The proposed model was a 3D U-Net built upon residual blocks. U-Net extracts and concatenates 3D features at different resolution scales, generates segmentation map by classifying each voxel based on a large number of global and local features [18]. The residual block adds skip connection to the convolutions, simply but very effectively eases the difficulties of exploding and vanishing gradients in deep neural network training [19]. Furthermore, the deep supervision compares the outputs at each level of the decoder. It further eases the vanishing gradient problem and enhances the learning of discriminative features at the hidden layers [21]. Additionally, the spatial attention module explicitly drives the learning to the target voxels, focusing on the small target region in the much larger surrounding area. The mechanism has been successfully used to address the challenge of small tumor size [14, 20]. Table 2 demonstrated both the spatial attention and deep supervision contribute to the performance of the model, particularly allowing detection of the smallest tumor (Fig. 3).

Our clinical GKRS workflow acquires contrast-enhanced high resolution isotropic T1W MR for target delineation and treatment planning, and low resolution (1.5 × 1.5 × 1.5-3.0 mm) T2W MR and other sequences to provide complementary information. Clinical practice of the team over the past few decades have proved the efficacy and efficiency of the imaging protocol. The accuracy of VS segmentation on high resolution (0.5 × 0.5 × 1.0-1.5 mm) T2W MR was lower than that achieved on contrast enhanced T1W MR [20], and the improvement using both T1W and T2W MR was marginal [14]. The recent study examined DL segmentation on T2W MR with an even higher resolution (0.3 × 0.3 × 0.6 mm), and reported a mean DSC of 0.87 [24]. Acquiring such high resolution MR would increase scan time. Current study aimed for automatic segmentation on contrast-enhanced T1W MR, facilitating target contouring for radiotherapy treatment planning.

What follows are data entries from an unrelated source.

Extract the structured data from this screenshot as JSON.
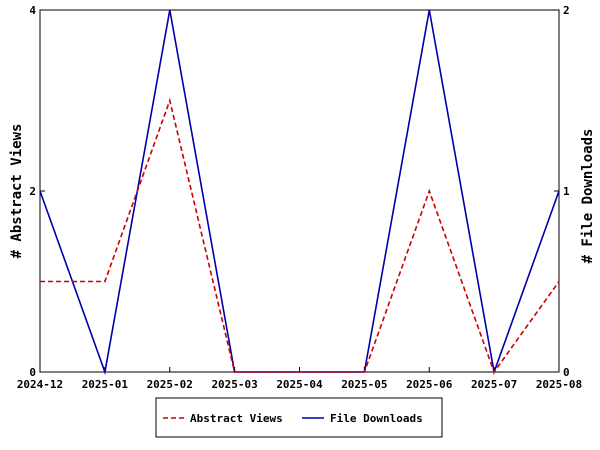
{
  "chart_data": {
    "type": "line",
    "x": [
      "2024-12",
      "2025-01",
      "2025-02",
      "2025-03",
      "2025-04",
      "2025-05",
      "2025-06",
      "2025-07",
      "2025-08"
    ],
    "ylabel_left": "# Abstract Views",
    "ylabel_right": "# File Downloads",
    "ylim_left": [
      0,
      4
    ],
    "ylim_right": [
      0,
      2
    ],
    "yticks_left": [
      "0",
      "2",
      "4"
    ],
    "yticks_right": [
      "0",
      "1",
      "2"
    ],
    "series": [
      {
        "name": "Abstract Views",
        "axis": "left",
        "color": "#cc0000",
        "style": "dashed",
        "values": [
          1,
          1,
          3,
          0,
          0,
          0,
          2,
          0,
          1
        ]
      },
      {
        "name": "File Downloads",
        "axis": "right",
        "color": "#0000aa",
        "style": "solid",
        "values": [
          1,
          0,
          2,
          0,
          0,
          0,
          2,
          0,
          1
        ]
      }
    ],
    "grid": false,
    "legend_position": "bottom"
  }
}
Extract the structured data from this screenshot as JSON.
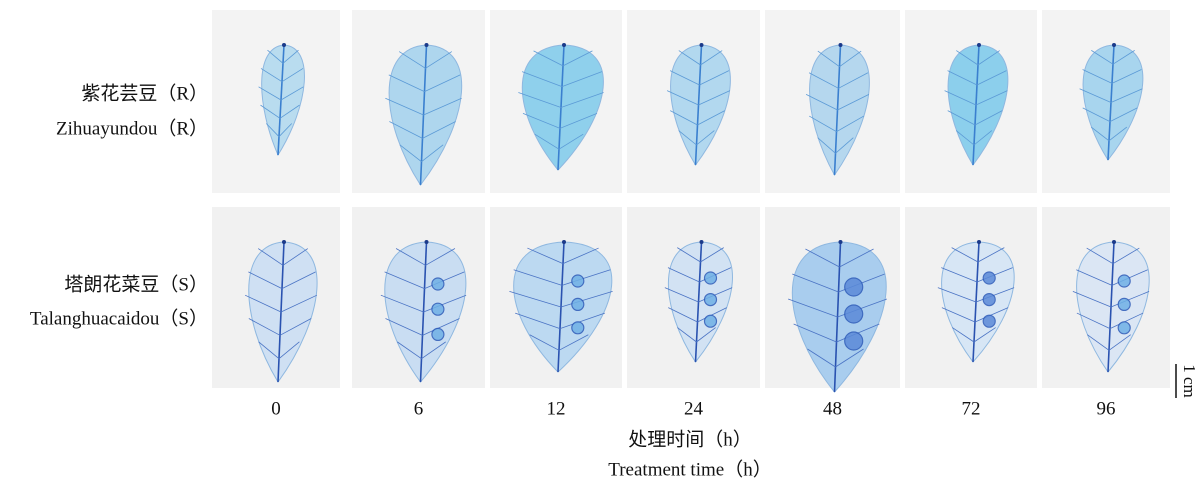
{
  "rows": [
    {
      "label_zh": "紫花芸豆（R）",
      "label_en": "Zihuayundou（R）"
    },
    {
      "label_zh": "塔朗花菜豆（S）",
      "label_en": "Talanghuacaidou（S）"
    }
  ],
  "columns": [
    "0",
    "6",
    "12",
    "24",
    "48",
    "72",
    "96"
  ],
  "axis_title": {
    "zh": "处理时间（h）",
    "en": "Treatment time（h）"
  },
  "scale_bar": "1 cm"
}
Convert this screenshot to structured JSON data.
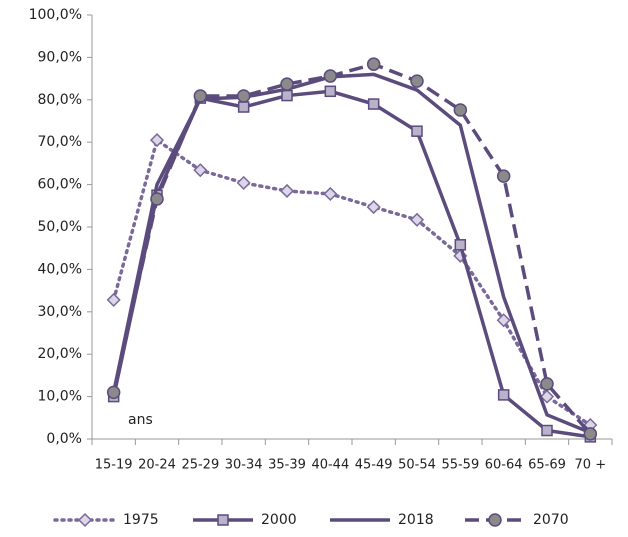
{
  "chart_data": {
    "type": "line",
    "categories": [
      "15-19",
      "20-24",
      "25-29",
      "30-34",
      "35-39",
      "40-44",
      "45-49",
      "50-54",
      "55-59",
      "60-64",
      "65-69",
      "70 +"
    ],
    "series": [
      {
        "name": "1975",
        "color": "#7a6a99",
        "dash": "dotted",
        "marker": "diamond",
        "marker_fill": "#dcd6e8",
        "values": [
          32.8,
          70.5,
          63.4,
          60.4,
          58.5,
          57.8,
          54.7,
          51.7,
          43.2,
          28,
          10,
          3.3
        ]
      },
      {
        "name": "2000",
        "color": "#5c4b7d",
        "dash": "solid",
        "marker": "square",
        "marker_fill": "#b9b2cb",
        "values": [
          10,
          57.5,
          80.4,
          78.3,
          81,
          82,
          79,
          72.6,
          45.8,
          10.4,
          2,
          0.5
        ]
      },
      {
        "name": "2018",
        "color": "#5c4b7d",
        "dash": "solid",
        "marker": "none",
        "values": [
          11,
          60,
          80.2,
          80.6,
          82.5,
          85.4,
          86,
          82.3,
          74,
          33.5,
          5.7,
          1.5
        ]
      },
      {
        "name": "2070",
        "color": "#5c4b7d",
        "dash": "dashed",
        "marker": "circle",
        "marker_fill": "#8a8a8a",
        "values": [
          11,
          56.6,
          80.9,
          80.9,
          83.7,
          85.6,
          88.4,
          84.4,
          77.6,
          62,
          13,
          1.2
        ]
      }
    ],
    "ylim": [
      0,
      100
    ],
    "yticks": [
      {
        "value": 0,
        "label": "0,0%"
      },
      {
        "value": 10,
        "label": "10,0%"
      },
      {
        "value": 20,
        "label": "20,0%"
      },
      {
        "value": 30,
        "label": "30,0%"
      },
      {
        "value": 40,
        "label": "40,0%"
      },
      {
        "value": 50,
        "label": "50,0%"
      },
      {
        "value": 60,
        "label": "60,0%"
      },
      {
        "value": 70,
        "label": "70,0%"
      },
      {
        "value": 80,
        "label": "80,0%"
      },
      {
        "value": 90,
        "label": "90,0%"
      },
      {
        "value": 100,
        "label": "100,0%"
      }
    ],
    "annotation": "ans",
    "legend": "bottom",
    "grid": false
  }
}
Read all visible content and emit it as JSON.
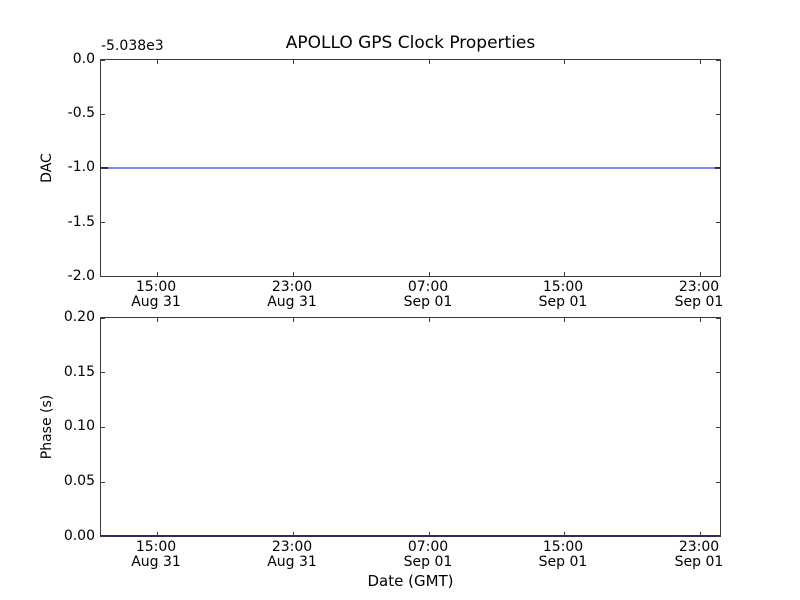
{
  "figure": {
    "title": "APOLLO GPS Clock Properties",
    "background": "#ffffff"
  },
  "top_plot": {
    "ylabel": "DAC",
    "offset_text": "-5.038e3",
    "yticks": [
      "0.0",
      "-0.5",
      "-1.0",
      "-1.5",
      "-2.0"
    ],
    "line_color": "#0000ff",
    "line_value": -1.0
  },
  "bottom_plot": {
    "ylabel": "Phase (s)",
    "xlabel": "Date (GMT)",
    "yticks": [
      "0.20",
      "0.15",
      "0.10",
      "0.05",
      "0.00"
    ],
    "line_color": "#00007f",
    "line_value": 0.0
  },
  "xticks": [
    {
      "time": "15:00",
      "date": "Aug 31"
    },
    {
      "time": "23:00",
      "date": "Aug 31"
    },
    {
      "time": "07:00",
      "date": "Sep 01"
    },
    {
      "time": "15:00",
      "date": "Sep 01"
    },
    {
      "time": "23:00",
      "date": "Sep 01"
    }
  ],
  "chart_data": [
    {
      "type": "line",
      "title": "APOLLO GPS Clock Properties",
      "ylabel": "DAC",
      "y_offset_text": "-5.038e3",
      "ylim": [
        -2.0,
        0.0
      ],
      "yticks": [
        0.0,
        -0.5,
        -1.0,
        -1.5,
        -2.0
      ],
      "x": [
        "Aug 31 15:00",
        "Aug 31 23:00",
        "Sep 01 07:00",
        "Sep 01 15:00",
        "Sep 01 23:00"
      ],
      "series": [
        {
          "name": "DAC",
          "color": "#0000ff",
          "values": [
            -1.0,
            -1.0,
            -1.0,
            -1.0,
            -1.0
          ]
        }
      ],
      "grid": false,
      "legend": false
    },
    {
      "type": "line",
      "ylabel": "Phase (s)",
      "xlabel": "Date (GMT)",
      "ylim": [
        0.0,
        0.2
      ],
      "yticks": [
        0.2,
        0.15,
        0.1,
        0.05,
        0.0
      ],
      "x": [
        "Aug 31 15:00",
        "Aug 31 23:00",
        "Sep 01 07:00",
        "Sep 01 15:00",
        "Sep 01 23:00"
      ],
      "series": [
        {
          "name": "Phase (s)",
          "color": "#00007f",
          "values": [
            0.0,
            0.0,
            0.0,
            0.0,
            0.0
          ]
        }
      ],
      "grid": false,
      "legend": false
    }
  ]
}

Dramatic decreases in the performance of DL-based detection and segmentation of brain metastases occurred at lesion size less than 0.1 cm3 [25]. This study has detected every tested tumor including the smallest volume of 0.03 cm3. The median DSC was 0.90 when VS size was smaller than 0.1 cm3, exhibiting the accuracy of the proposed model for small VS. Better segmentation results were achieved when the tumor size increased. However, outliers manifesting the worst performances occurred in the results. These tumors were post resection or cystic tumor, whose MR intensities and appearance were different (Fig. 5). The cystic region appears high intensity in T2W MRI. Incorporating T2W MRI [15] could be helpful to address the deficiency of the current model. Our future work will improve the model by using multi-parametric MRI including T1W, T2W and others.

While the current study were developed on a sizeable dataset from two institutions, the DL model is still limited by the data size. The two dataset represent the standard clinical practices of delineating VS for GKRS. They used institution-specific imaging sequences and physician-dependent tumor annotations. Using two independent datasets potentially improves the generalization and robustness of the model. Nevertheless, these were two uniform datasets, consequently, the model need further training and evaluation on MR images acquired differently. Furthermore, using data only prior to treatment is another limitation to this study. Longitudinal change of the tumor volume over time is a decisive factor in management of VS patient post treatment. The size of a VS is currently quantified by the lesion’s maximal extrameatal linear dimension [6], which seems not as reliable or sensitive as the lesion 3D volume measurement [7]. With future study of the model on follow-up MRI, this tool could enable accurate and readily tumor volumetry during the long-term follow-up of patients after treatment.

Conclusions

We developed a CNN model to automatically segment VS on the contrast enhanced T1-weighted MR with isotropic resolutions. The model achieved good performances in VS segmentation and volumetry on a large dataset from two institutions. The proposed method potentially facilitates VS radiosurgery workflow. Future study of the model on follow-up MR will establish a tool to improve long-term management of VS after treatment.